A conta distorcida, que compara somente a contribuição ao INSS com os gastos da Previdência produz a farsa do “déficit” que não existe.

O artigo 194 da Constituição é claro ao estabelecer a Seguridade Social como um sistema integrado composto pelas áreas da Saúde, Previdência e Assistência Social, ao passo que o artigo 195 do mesmo dispositivo, trata do financiamento da Seguridade Social por toda a sociedade.

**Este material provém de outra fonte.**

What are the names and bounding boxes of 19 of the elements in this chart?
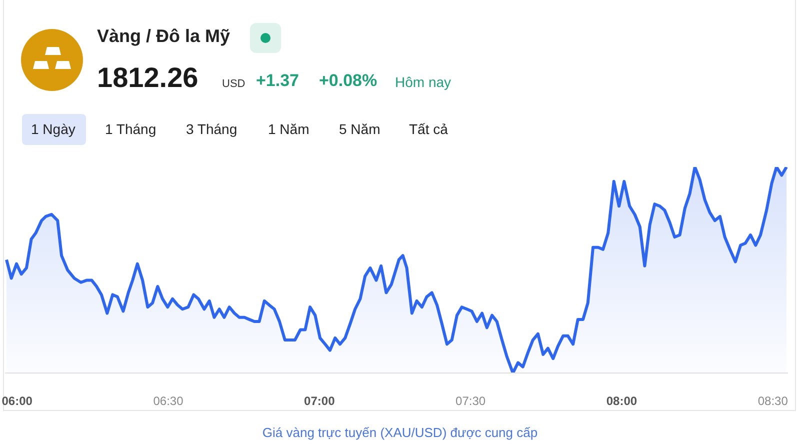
text: 5 Năm xyxy=(339,121,380,137)
x-tick-label: 08:30 xyxy=(758,394,788,408)
x-tick-label: 07:00 xyxy=(304,394,336,408)
text: +1.37 xyxy=(256,71,300,91)
text: 1 Năm xyxy=(268,121,310,137)
x-tick-label: 06:00 xyxy=(2,394,33,408)
chart-title: Vàng / Đô la Mỹ xyxy=(97,26,230,47)
text: 1 Tháng xyxy=(105,121,156,137)
x-tick-label: 06:30 xyxy=(153,394,184,408)
text: 1 Ngày xyxy=(31,121,76,137)
x-tick-label: 07:30 xyxy=(456,394,486,408)
text: Hôm nay xyxy=(395,74,452,90)
text: Giá vàng trực tuyến (XAU/USD) được cung cấp xyxy=(261,425,539,440)
text: USD xyxy=(222,78,246,90)
text: Tất cả xyxy=(409,121,448,137)
text: +0.08% xyxy=(319,71,378,91)
x-tick-label: 08:00 xyxy=(606,394,638,408)
text: 1812.26 xyxy=(97,62,198,94)
text: 3 Tháng xyxy=(186,121,238,137)
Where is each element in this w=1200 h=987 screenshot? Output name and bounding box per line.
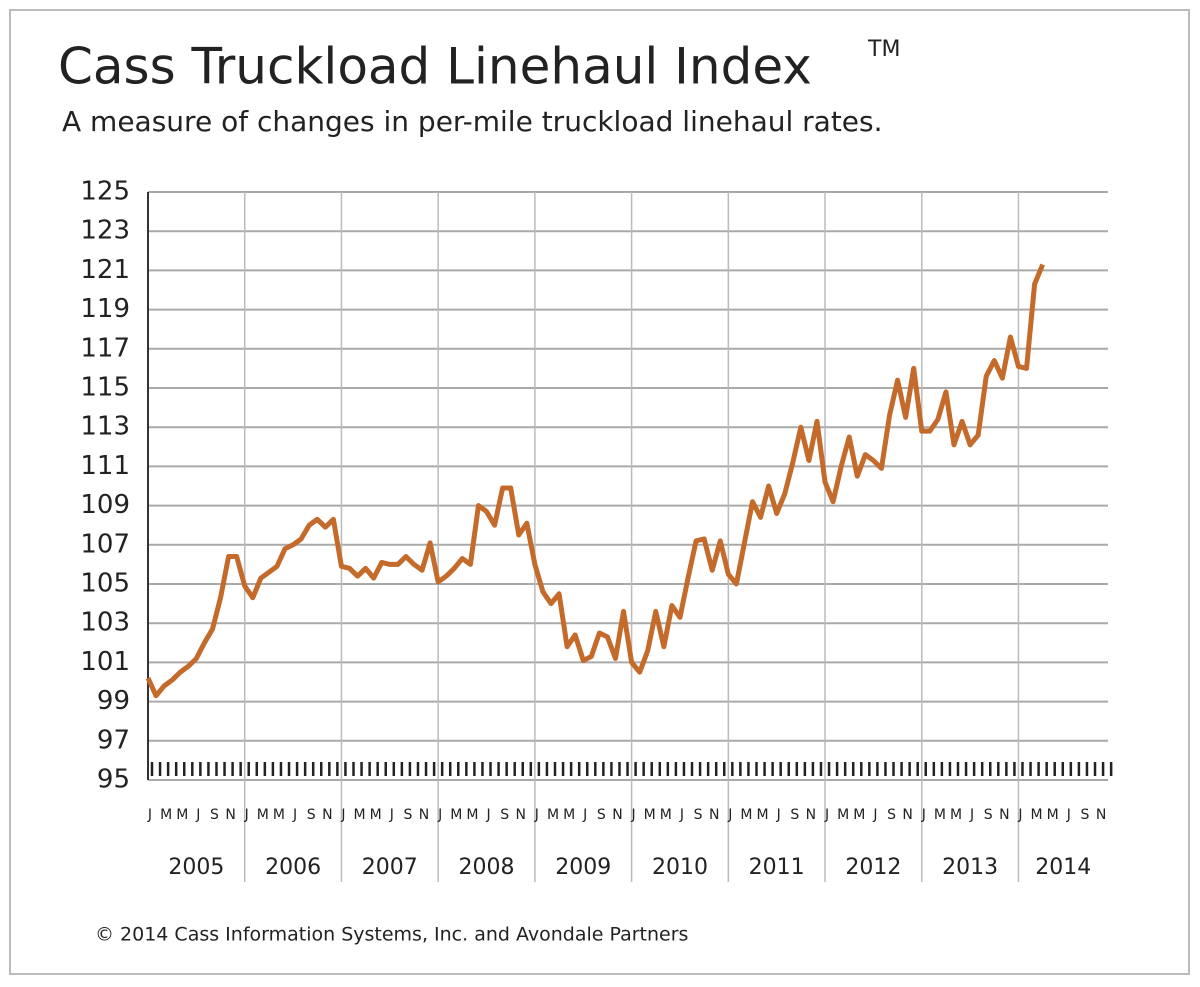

Desmembramento da Previdência afronta a Constituição, que em nenhum momento determina que seu financiamento deva ser realizado somente com as contribuições ao INSS.O governo tem se omitido reiteradamente e não apresenta o orçamento da Seguridade Social como deveria.

A simples existência do mecanismo da DRU (que permite a destinação de recursos da previdência para outras áreas) já comprova que sobram recursos na Seguridade Social. Se faltasse recurso, não haveria valores a serem desvincular e destinados para outras atividades.

Cabe lembrar que a DRU, criada desde 1994 com a denominação de Fundo Social de Emergência, teve sua alíquota aumentada em 2016, e desvincula até 30% dos recursos da Seguridade Social para transferi-los para o pagamento de parte dos juros da dívida pública.

É preciso retirar as máscaras do falacioso “déficit” da Previdência, a fim de o debate com a sociedade se seja feito de maneira honesta. Para isso, o governo deve apresentar os dados completos do orçamento da Seguridade Social dos últimos anos, informando ainda os montantes desviados por meio da DRU; os montantes correspondentes às desonerações concedidas tanto ao setor urbano como rural e; os créditos tributários que não são executados.

É importante atentar para para erros da política monetária que jogaram o país na crise que comprometeu a arrecadação do INSS, devido ao desemprego de mais de 12 milhões de brasileiros, além das 64 milhões de pessoas em idade de trabalhar e fora do mercado de trabalho.

OTB propõe CPI da previdência. Somente uma ampla investigação aberta a todos os interessados para chegar a um denominador. Pois da forma o que se propõe não é reforma da previdência mas desvinculação da previdência com a seguridade social.